ところが、彼女は大学院の試験を受けなかった。


その後、オペラ団体の研究生になったとき、彼女も同じクラスになった。

Mちゃんは苦労していた。すぐに声帯を痛めてしまうのだ。

それも決まって、公演前。

「喉、壊しちゃったから、次の公演出られない」と言うMちゃん。


やる気はあるのだ。

歌いたいと思っている。

それなのに、喉は痛む。やろうとすればするほど、彼女の声帯は痛んだ。どうしてもどこかで力んでしまうのだろう。


Mちゃんは本当に素晴らしい声をしている。

それなのに、

歌いたいのに歌えない。

声帯はデリケートなのだ。


素晴らしい声を開花させた彼女は、その声を維持するためのプレッシャーに喉を傷めた。

私たちの身体は楽器。

プレッシャーを感じる楽器。

どんなに歌いたくても、楽器が心と繋がっている。ごまかしは利かない。



今なら彼女のプレッシャーがわかる。

なぜなら、私も同じように歌えなくなったのだ。


私は目に持病がある。

数年前、その病気が悪化し具合の悪い日が続いた。

いつか見えなくなる日が来る。そう言われて生きてきたのだ。

暗闇の中で生きて行くことを考えると恐ろしくてたまらなかった。

このまま失明してしまうのだろうかと心細い日々で、歌など歌う気にはなれなかった。


結果的に失明はせず、今も私の目は光りを見せてくれるけれど、しばらくの間歌うことをしていなかった私の歌う筋肉は明らかに衰えた。

今までのように歌えなくなり、早く元に戻したいと焦るとさらに歌えなくなる。

そのうち、練習をしていても息が吸えず、喉が締め付けられるようになった。


元のように歌えなければ。

焦れば焦るほど、歌えなくなった。

プレッシャーに押しつぶされるように、私の喉も押しつぶされ、いつしか歌うことを止めた。

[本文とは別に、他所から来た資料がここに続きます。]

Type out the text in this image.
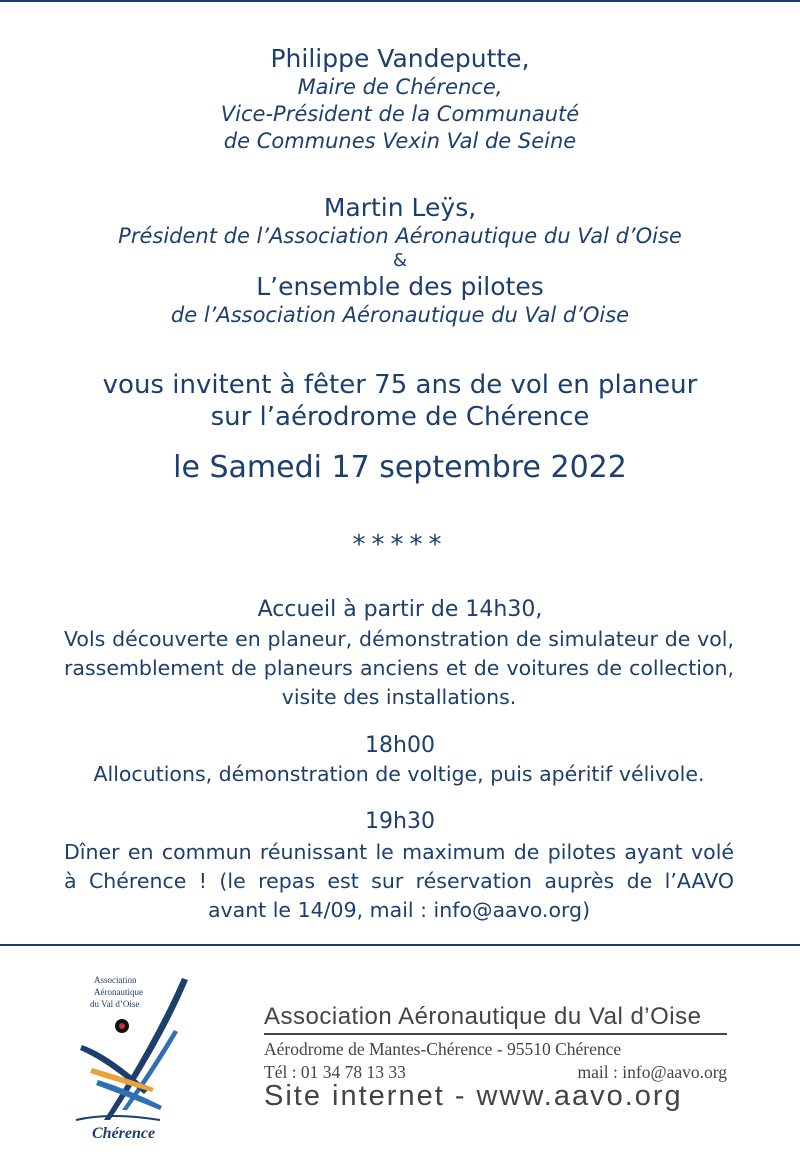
Philippe Vandeputte,
Maire de Chérence,
Vice-Président de la Communauté
de Communes Vexin Val de Seine
Martin Leÿs,
Président de l’Association Aéronautique du Val d’Oise
&
L’ensemble des pilotes
de l’Association Aéronautique du Val d’Oise
vous invitent à fêter 75 ans de vol en planeur
sur l’aérodrome de Chérence
le Samedi 17 septembre 2022
*****
Accueil à partir de 14h30,
Vols découverte en planeur, démonstration de simulateur de vol, rassemblement de planeurs anciens et de voitures de collection, visite des installations.
18h00
Allocutions, démonstration de voltige, puis apéritif vélivole.
19h30
Dîner en commun réunissant le maximum de pilotes ayant volé à Chérence ! (le repas est sur réservation auprès de l’AAVO avant le 14/09, mail : info@aavo.org)
Association
Aéronautique
du Val d’Oise
Chérence
Association Aéronautique du Val d’Oise
Aérodrome de Mantes-Chérence - 95510 Chérence
Tél : 01 34 78 13 33	mail : info@aavo.org
Site internet - www.aavo.org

過去の栄光を知っているだけに、歌えない自分は惨めだった。


1人だったらきっと立ち直れなかっただろう。

もう二度と歌わなかったと思う。それほどまでに私は落ちていた。

だけど、私には歌だけが全てではなかった。

葛藤の中、しばらくの間、歌から離れ、色々なことを知り、

そしてプライドを捨てた。


目が見える間は歌いたい。

どんな声でも、楽しく歌いたい。

ただそれだけで、私は今も歌っている。